Australian troops have halted any joint patrols with Afghan security forces. They believe that more “green on blue” attacks could be made in the wake of the US made anti-Islamic film ‘Innocence of Muslims’.
General John Allen, commander of the International Security Assistance Force (ISAF) had earlier directed all allied forces to end joint activities below battalion level. This comes after an upsurge in insider attacks on allied troops and widespread protests across the Middle East directed at western and in particular US diplomatic missions and businesses.
Australian Defence Minister Stephen Smith said some partnered activities in Afghanistan would still go ahead. The kind that could continue would involve 500 troops or more. Any smaller operations would be looked at by regional commanders who would decide on an operation by operation basis if they should go ahead.
Smith told the Australian government that no joint patrols involving Australian troops below battalion (kandek) level had taken place so far this week. Mr Smith said that Australia was not “putting a timetable” on when other types of joint activities might resume but that talks were underway.
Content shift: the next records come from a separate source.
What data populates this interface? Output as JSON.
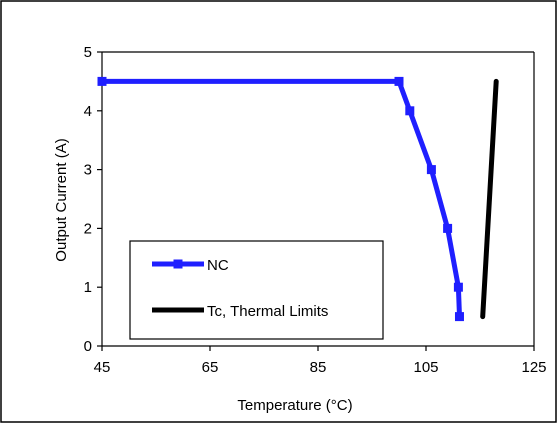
{
  "chart_data": {
    "type": "line",
    "xlabel": "Temperature (°C)",
    "ylabel": "Output Current (A)",
    "xlim": [
      45,
      125
    ],
    "ylim": [
      0,
      5
    ],
    "x_ticks": [
      "45",
      "65",
      "85",
      "105",
      "125"
    ],
    "y_ticks": [
      "0",
      "1",
      "2",
      "3",
      "4",
      "5"
    ],
    "grid": false,
    "legend_position": "bottom-left inside plot",
    "series": [
      {
        "name": "NC",
        "color": "#1f1fff",
        "marker": "square",
        "points": [
          {
            "x": 45,
            "y": 4.5
          },
          {
            "x": 100,
            "y": 4.5
          },
          {
            "x": 102,
            "y": 4.0
          },
          {
            "x": 106,
            "y": 3.0
          },
          {
            "x": 109,
            "y": 2.0
          },
          {
            "x": 111,
            "y": 1.0
          },
          {
            "x": 111.2,
            "y": 0.5
          }
        ]
      },
      {
        "name": "Tc, Thermal Limits",
        "color": "#000000",
        "marker": "none",
        "points": [
          {
            "x": 115.5,
            "y": 0.5
          },
          {
            "x": 118,
            "y": 4.5
          }
        ]
      }
    ]
  }
}
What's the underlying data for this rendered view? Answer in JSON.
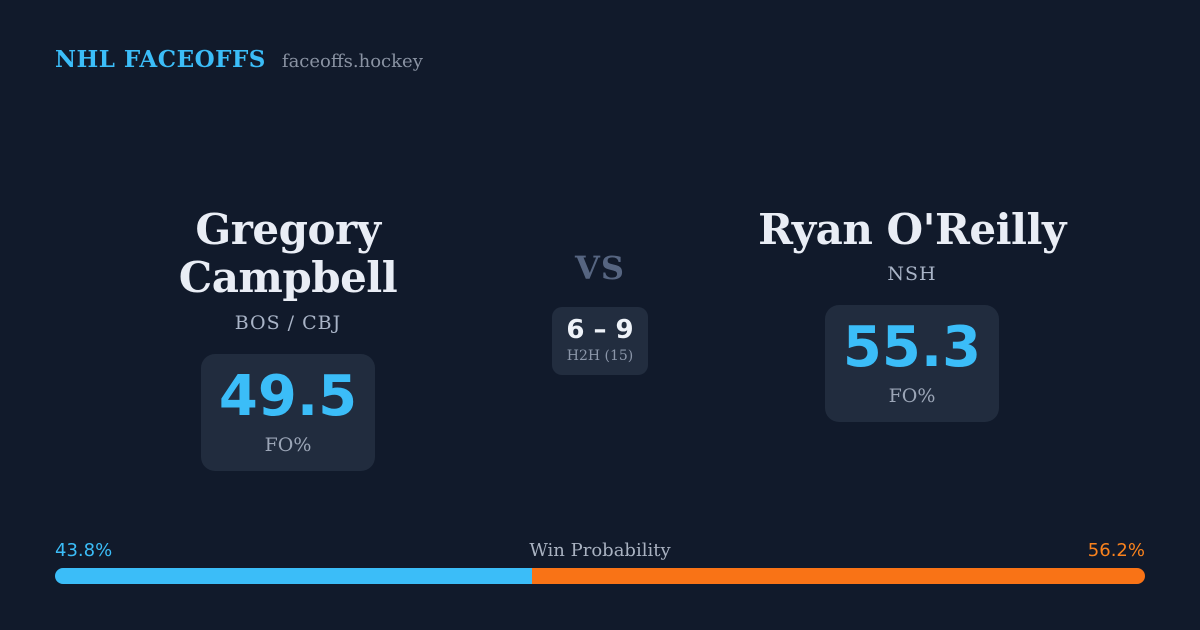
{
  "colors": {
    "background": "#111a2b",
    "card_background": "#212c3e",
    "accent_blue": "#3bbdf8",
    "accent_orange": "#f97316",
    "text_primary": "#e9edf5",
    "text_muted": "#9ba5b6"
  },
  "header": {
    "brand": "NHL FACEOFFS",
    "site_url": "faceoffs.hockey"
  },
  "matchup": {
    "left_player": {
      "name": "Gregory Campbell",
      "teams": "BOS / CBJ",
      "stat_value": "49.5",
      "stat_label": "FO%"
    },
    "right_player": {
      "name": "Ryan O'Reilly",
      "teams": "NSH",
      "stat_value": "55.3",
      "stat_label": "FO%"
    },
    "vs_label": "VS",
    "h2h": {
      "record": "6 – 9",
      "label": "H2H (15)"
    }
  },
  "win_probability": {
    "title": "Win Probability",
    "left_label": "43.8%",
    "right_label": "56.2%",
    "left_value": 43.8,
    "right_value": 56.2
  },
  "chart_data": [
    {
      "type": "bar",
      "title": "FO% comparison",
      "categories": [
        "Gregory Campbell",
        "Ryan O'Reilly"
      ],
      "values": [
        49.5,
        55.3
      ],
      "ylabel": "FO%"
    },
    {
      "type": "bar",
      "title": "Win Probability",
      "categories": [
        "Gregory Campbell",
        "Ryan O'Reilly"
      ],
      "values": [
        43.8,
        56.2
      ],
      "colors": [
        "#3bbdf8",
        "#f97316"
      ],
      "layout": "horizontal-stacked",
      "range": [
        0,
        100
      ],
      "annotations": [
        "43.8%",
        "56.2%",
        "H2H record 6 – 9 over 15 games"
      ]
    }
  ]
}
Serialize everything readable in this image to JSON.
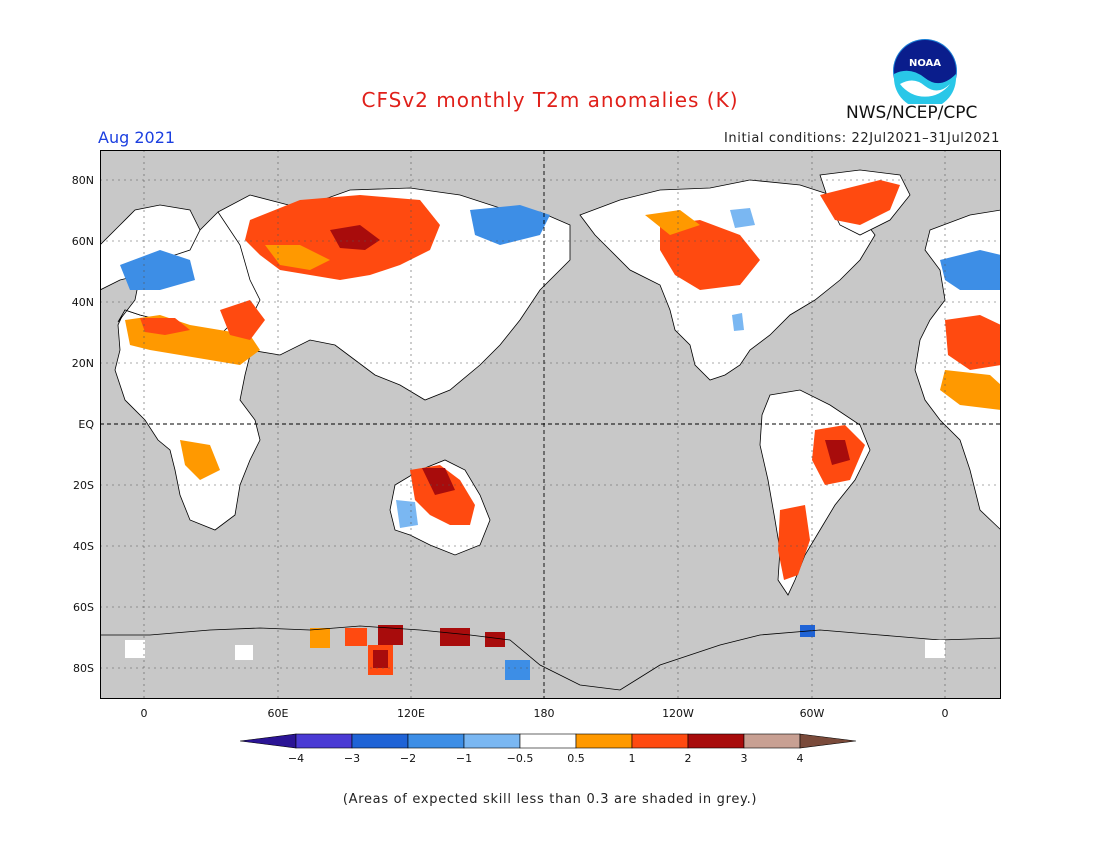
{
  "header": {
    "title": "CFSv2 monthly T2m anomalies (K)",
    "organization": "NWS/NCEP/CPC",
    "logo_text": "NOAA",
    "period": "Aug 2021",
    "initial_conditions": "Initial conditions: 22Jul2021–31Jul2021"
  },
  "map": {
    "projection": "equirectangular, Pacific-centered (180 at center)",
    "lat_labels": [
      "80N",
      "60N",
      "40N",
      "20N",
      "EQ",
      "20S",
      "40S",
      "60S",
      "80S"
    ],
    "lon_labels": [
      "0",
      "60E",
      "120E",
      "180",
      "120W",
      "60W",
      "0"
    ],
    "background_color": "#c8c8c8",
    "reference_lines": [
      "equator dashed",
      "180 meridian dashed"
    ]
  },
  "colorbar": {
    "tick_labels": [
      "−4",
      "−3",
      "−2",
      "−1",
      "−0.5",
      "0.5",
      "1",
      "2",
      "3",
      "4"
    ],
    "colors": [
      "#2b1495",
      "#4a3ad4",
      "#1f63d6",
      "#3d8ee6",
      "#7ab7f2",
      "#ffffff",
      "#ff9900",
      "#ff4a10",
      "#a80c0c",
      "#c8a093",
      "#7a4a3a"
    ]
  },
  "footer": {
    "note": "(Areas of expected skill less than 0.3 are shaded in grey.)"
  }
}
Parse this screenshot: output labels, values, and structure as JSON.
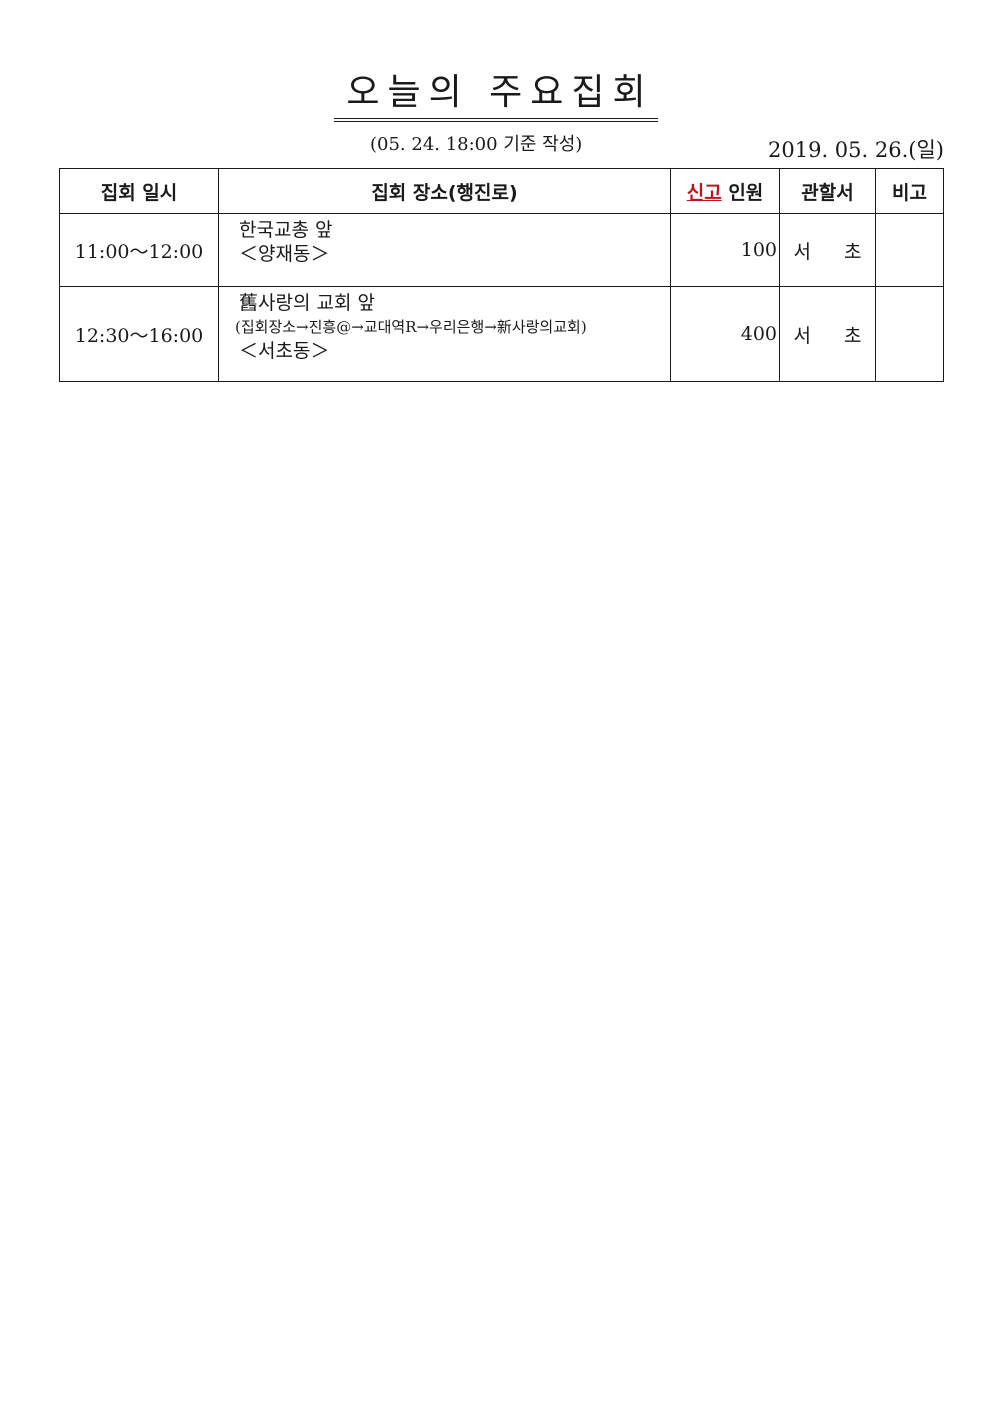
{
  "document": {
    "title": "오늘의 주요집회",
    "basis_note": "(05. 24. 18:00 기준 작성)",
    "date": "2019. 05. 26.(일)"
  },
  "table": {
    "headers": {
      "time": "집회 일시",
      "place": "집회 장소(행진로)",
      "count_red": "신고",
      "count_rest": "인원",
      "station": "관할서",
      "note": "비고"
    },
    "rows": [
      {
        "time": "11:00～12:00",
        "place_line1": "한국교총 앞",
        "place_line2": "＜양재동＞",
        "count": "100",
        "station": "서  초",
        "note": ""
      },
      {
        "time": "12:30～16:00",
        "place_line1": "舊사랑의 교회 앞",
        "place_route": "(집회장소→진흥@→교대역R→우리은행→新사랑의교회)",
        "place_line2": "＜서초동＞",
        "count": "400",
        "station": "서  초",
        "note": ""
      }
    ]
  }
}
Smith said: "That will be an operational matter. In the meantime all commanders have been asked to review forces protection measures and to minimise risk against these so-called insider incidents."
Seven Australian soldiers have died in three attacks by rogue ANA soldiers, and on August 29 three were shot and killed in a single incident.
Christine Milne, the Australian Green Party leader, said Australian troops should be pulled out of Afghanistan completely. She claimed that there is no justification for them being there. She said that Australia had justified its troops being in Afhghanistan to ‘mentor’ Afghan troops until 2014 when they would take over the running of security in their own country themselves. Now she said it seems the Australian government says that it cannot trust the Afghan forces. Speaking to the press she said:
"It makes no sense - we need to bring our troops home as quickly and as safely as possible".
Chris Evans, Australian Senate leader, said the ISAF directive was temporary and didn't undermine the mission.